Orfeo 2.0 – a baRock Opera

Mantua, 24. Februar 1607: Einem ausgewählten höfischen Publikum wird an diesem Abend ein Meisterwerk präsentiert, das die Tür in eine neue Epoche der Musikgeschichte öffnet. Ein Werk, das der Musik ihren Weg bis in unsere Zeit ebnet.

l’arte de mondo wird sich zum Monteverdi-Jahr 2017 auf höchst innovative Weise mit der Frage auseinandersetzen, wie wir heute mit dem Orfeo umgehen und ihn auf neue Weise betrachten können, und auch hierbei wieder in bester Tradition internationale Beziehungen nutzen: diesmal mit Konzerten in Italien und italienischen Musikern.

Was uns Monteverdi hinterlassen hat, ist eine Partitur, die nur äußerst spärlich über die Instrumentierung und die Ausführung überhaupt Auskunft gibt. Denken wir an den Jazz, drängen sich sofort Parallelen auf. Auch hier findet sich nur ein Bruchteil dessen, was wir hören, notiert. Alles andere wird improvisiert und basiert auf dem reichen Erfahrungsschatz der Musiker und ihrer Professionalität. Dies gilt auch für den Orfeo! Was Lautenisten, Cembalisten, Geiger, Harfenisten spielten, findet sich nicht im Entferntesten in dem wieder, was uns schriftlich überliefert ist.

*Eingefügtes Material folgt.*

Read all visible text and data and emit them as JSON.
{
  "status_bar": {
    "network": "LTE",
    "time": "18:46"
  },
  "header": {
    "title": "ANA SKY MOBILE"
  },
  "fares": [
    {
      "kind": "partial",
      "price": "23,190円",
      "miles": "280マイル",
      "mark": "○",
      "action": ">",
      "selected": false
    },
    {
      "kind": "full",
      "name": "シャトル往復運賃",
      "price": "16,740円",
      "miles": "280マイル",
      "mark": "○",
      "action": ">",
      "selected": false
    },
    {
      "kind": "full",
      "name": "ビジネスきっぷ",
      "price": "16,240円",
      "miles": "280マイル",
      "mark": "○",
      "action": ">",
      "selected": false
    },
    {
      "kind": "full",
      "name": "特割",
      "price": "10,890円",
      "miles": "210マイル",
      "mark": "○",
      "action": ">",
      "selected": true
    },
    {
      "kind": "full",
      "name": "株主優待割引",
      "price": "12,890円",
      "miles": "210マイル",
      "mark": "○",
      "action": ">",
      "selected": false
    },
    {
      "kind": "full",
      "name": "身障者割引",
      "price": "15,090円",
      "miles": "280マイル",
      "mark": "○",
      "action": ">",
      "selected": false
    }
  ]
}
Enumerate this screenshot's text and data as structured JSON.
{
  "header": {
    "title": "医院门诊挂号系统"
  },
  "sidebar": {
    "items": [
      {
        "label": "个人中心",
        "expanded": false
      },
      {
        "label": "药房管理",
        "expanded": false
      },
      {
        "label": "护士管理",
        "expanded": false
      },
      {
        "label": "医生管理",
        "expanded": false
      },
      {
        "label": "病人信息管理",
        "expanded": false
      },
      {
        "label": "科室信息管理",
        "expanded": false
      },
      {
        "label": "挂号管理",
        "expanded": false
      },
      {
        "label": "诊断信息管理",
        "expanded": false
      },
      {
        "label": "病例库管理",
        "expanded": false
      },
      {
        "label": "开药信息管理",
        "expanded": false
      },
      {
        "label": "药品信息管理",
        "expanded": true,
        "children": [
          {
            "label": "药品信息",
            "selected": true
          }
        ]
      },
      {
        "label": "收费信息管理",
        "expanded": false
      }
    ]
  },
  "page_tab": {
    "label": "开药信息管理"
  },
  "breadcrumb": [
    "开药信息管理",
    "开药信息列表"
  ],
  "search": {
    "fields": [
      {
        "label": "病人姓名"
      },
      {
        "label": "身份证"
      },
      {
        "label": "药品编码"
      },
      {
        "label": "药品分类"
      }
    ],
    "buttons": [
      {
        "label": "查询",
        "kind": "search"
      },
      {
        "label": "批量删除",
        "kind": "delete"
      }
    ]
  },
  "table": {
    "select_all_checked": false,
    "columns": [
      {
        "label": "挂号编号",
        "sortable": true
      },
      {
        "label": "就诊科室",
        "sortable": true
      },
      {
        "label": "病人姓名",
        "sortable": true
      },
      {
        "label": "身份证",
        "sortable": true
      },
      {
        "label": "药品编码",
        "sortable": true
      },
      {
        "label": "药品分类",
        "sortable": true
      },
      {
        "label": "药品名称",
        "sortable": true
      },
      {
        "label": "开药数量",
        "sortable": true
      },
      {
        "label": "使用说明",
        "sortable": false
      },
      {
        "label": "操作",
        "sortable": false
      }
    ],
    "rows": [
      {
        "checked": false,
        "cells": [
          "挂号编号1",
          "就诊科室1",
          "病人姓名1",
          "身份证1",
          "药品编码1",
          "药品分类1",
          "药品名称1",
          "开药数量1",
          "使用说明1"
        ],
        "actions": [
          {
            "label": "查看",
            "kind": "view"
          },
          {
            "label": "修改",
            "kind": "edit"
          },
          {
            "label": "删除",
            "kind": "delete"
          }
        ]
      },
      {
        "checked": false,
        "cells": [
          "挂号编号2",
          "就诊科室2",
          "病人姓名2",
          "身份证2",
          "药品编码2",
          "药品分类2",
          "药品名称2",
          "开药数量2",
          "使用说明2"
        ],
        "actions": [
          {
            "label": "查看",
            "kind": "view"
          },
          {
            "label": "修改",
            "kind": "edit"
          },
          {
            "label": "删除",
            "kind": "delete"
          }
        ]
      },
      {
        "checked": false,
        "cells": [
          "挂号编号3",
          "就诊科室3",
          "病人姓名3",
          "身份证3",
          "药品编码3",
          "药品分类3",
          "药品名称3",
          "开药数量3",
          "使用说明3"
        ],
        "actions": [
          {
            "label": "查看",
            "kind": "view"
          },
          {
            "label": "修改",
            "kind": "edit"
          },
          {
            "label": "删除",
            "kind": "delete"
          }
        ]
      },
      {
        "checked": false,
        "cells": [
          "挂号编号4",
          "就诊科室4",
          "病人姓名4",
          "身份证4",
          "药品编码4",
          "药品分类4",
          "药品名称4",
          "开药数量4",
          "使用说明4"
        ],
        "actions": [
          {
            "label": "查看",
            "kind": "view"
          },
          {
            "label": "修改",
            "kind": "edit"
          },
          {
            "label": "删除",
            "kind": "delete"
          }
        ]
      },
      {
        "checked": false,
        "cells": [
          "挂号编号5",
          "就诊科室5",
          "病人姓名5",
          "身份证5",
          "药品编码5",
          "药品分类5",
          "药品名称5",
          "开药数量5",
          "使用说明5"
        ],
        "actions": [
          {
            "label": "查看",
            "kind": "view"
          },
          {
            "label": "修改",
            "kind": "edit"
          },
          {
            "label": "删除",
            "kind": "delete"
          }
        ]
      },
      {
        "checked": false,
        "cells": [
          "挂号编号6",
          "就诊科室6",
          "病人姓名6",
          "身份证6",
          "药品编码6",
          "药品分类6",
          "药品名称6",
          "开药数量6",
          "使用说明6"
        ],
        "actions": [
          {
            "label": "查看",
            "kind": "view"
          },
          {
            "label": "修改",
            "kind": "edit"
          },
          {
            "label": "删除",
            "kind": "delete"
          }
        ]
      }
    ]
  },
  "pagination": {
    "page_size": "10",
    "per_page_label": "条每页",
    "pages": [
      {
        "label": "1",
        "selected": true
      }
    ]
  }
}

Bei allem Studium der Quellen können wir uns nur eine Ahnung von all dem verschaffen, und gäbe es die Möglichkeit, mit einer Zeitmaschine ins Jahr 1607 zurückzukehren, würden wir wahrscheinlich trotz allem unseren Ohren nicht trauen.

l'arte del mondo wird eingeschliffene Hörgewohnheiten löschen, noch einmal ganz neu an den Orfeo herangehen und auf neue Weise das Revolutionäre hervorbringen, das dieses Werk für seine – und unsere – Zeit darstellt.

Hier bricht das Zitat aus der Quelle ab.